At a macro level, Japan Organized Crime Boss follows a yakuza proxy war waged by the Tokyo Alliance who uses the Sakurada family of Yokohama to attack the Hamanaka Family, also of Yokohama, who have aligned themselves with the Danno Organization out of the Kansai region. We follow Tsukamoto (played by the legendary Tsuruta Kôji of the Musashi Miyamoto Samurai Trilogy), fresh out of prison and forced to step in and take the reigns of the Kamanaka family after the previous head was killed in a dynamite raid by Sakurada hitmen. Initially Tsukamoto strikes back in an attempts to appease his men but ultimately tries to take on more of a neutral stance in the conflict, not wanting to be used as a pawn in a gang war. As one would expect, this stance of neutrality doesn’t last long, particularly after the Hamanaka Family shelters an assassin named Ooba (played by real life ex-yakuza Noburo Ando) who had attempted to kill boss Danno. Ooba winds up dead anyway and Tsukamoto is driven to blood-soaked revenge when his involvement comes back to haunt him.

Japan Organized Crime Boss is quite a different animal than the gangster films director Kinji Fukasaku had made up to that point. While prior films like Wolves, Pigs and Men portrayed the yakuza as more of a sacred brotherhood whose ruthless actions were only a consequence of cruel twists of fate, this film shows the more business- and politically-driven side of running a crime organization, portraying it as more of a bloody chess game than anything to be taken personal. Plot-wise and structurally Japan Organized Crime Boss very much presages Fuksasaku’s complex gangster epic Battles Without Honor and Humanity. Interestingly though from a directing standpoint, the film is much more austere and studied in its approach, lacking Fukasaku’s later signature frenetic handheld camerawork and quick cut editing. It very much makes this film feel like a transitional picture and can feel a bit stiff compared to where Fukasaku would go in the ’70s. Still, don’t going in thinking you are getting nothing but bland exposition dumps and rigid social graces. This is still a yakuza flick punctuated with bursts of violence that results in more than a little blood shed. While I may not put this as top tier Fukasaku (admittedly an extremely high bar anyway), it’s still a terrific film worth checking out if you are into the complex political machinations of rival gangs attempting to decimate one another.

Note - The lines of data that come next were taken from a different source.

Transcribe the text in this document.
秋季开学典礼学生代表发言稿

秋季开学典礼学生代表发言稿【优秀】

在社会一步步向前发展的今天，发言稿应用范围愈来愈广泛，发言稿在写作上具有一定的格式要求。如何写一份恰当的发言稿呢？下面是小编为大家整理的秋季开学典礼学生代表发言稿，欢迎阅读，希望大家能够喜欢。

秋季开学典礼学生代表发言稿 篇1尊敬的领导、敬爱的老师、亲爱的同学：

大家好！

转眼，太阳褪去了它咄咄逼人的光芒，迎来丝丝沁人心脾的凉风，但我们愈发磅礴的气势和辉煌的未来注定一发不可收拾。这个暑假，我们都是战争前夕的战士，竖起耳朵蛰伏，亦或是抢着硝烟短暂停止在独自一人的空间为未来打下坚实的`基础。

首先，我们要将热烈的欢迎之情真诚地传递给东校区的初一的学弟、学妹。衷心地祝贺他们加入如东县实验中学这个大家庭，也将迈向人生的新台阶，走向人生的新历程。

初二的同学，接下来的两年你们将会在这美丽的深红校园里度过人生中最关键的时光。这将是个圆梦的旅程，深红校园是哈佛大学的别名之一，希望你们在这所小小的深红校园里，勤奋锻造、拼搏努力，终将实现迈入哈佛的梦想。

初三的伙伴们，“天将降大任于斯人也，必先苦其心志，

The hi-def digital transfer provided to Radiance by Toei Company is a very nice, clean one with consistent color balancing and no noticeable dirt, debris or damage to the print. Overall very much up to Radiance’s usual standards. The Japanese mono audio track is similarly solid and clear with no noticeable distortion or pronounced hiss in the track. For extras, we have an informative new interview with film historian Akihito Ito as well as a visual essay by Nathan Stuart that focuses on all of Fukasaku’s collaborations with actor Tsuruta Kôji. It also includes a 30-minute archival presentation from Fukasaku that doesn’t seem to have a whole lot to do with the film in general but feels more like a self-help presentation oddly enough. It’s interesting to see Fukasaku in this context but isn’t what I’d call essential even if it does have some interesting nuggets scattered around. As will all of Radiance’s limited editions, the disc also comes with a physical booklet featuring an informative essay on the film and its place in Fukasaku’s oeuvre by film expert Stuart Galbraith IV as well as an archival review of the film from December 1969.

While Japan Organized Crime Boss is something of a transitional film for Fukasaku, containing remnants of the more personal sentimental yakuza films and less of a hyper stylized visual motif than his later films, still it finds Fukasaku beginning to explore the more sprawling epic storylines of yakuza gang wars that he would eventually perfect in his magnum opus Battles Without Honor and Humanity. For fans of Fukasaku’s work this is an essential stepping stone on a master’s path to greatness.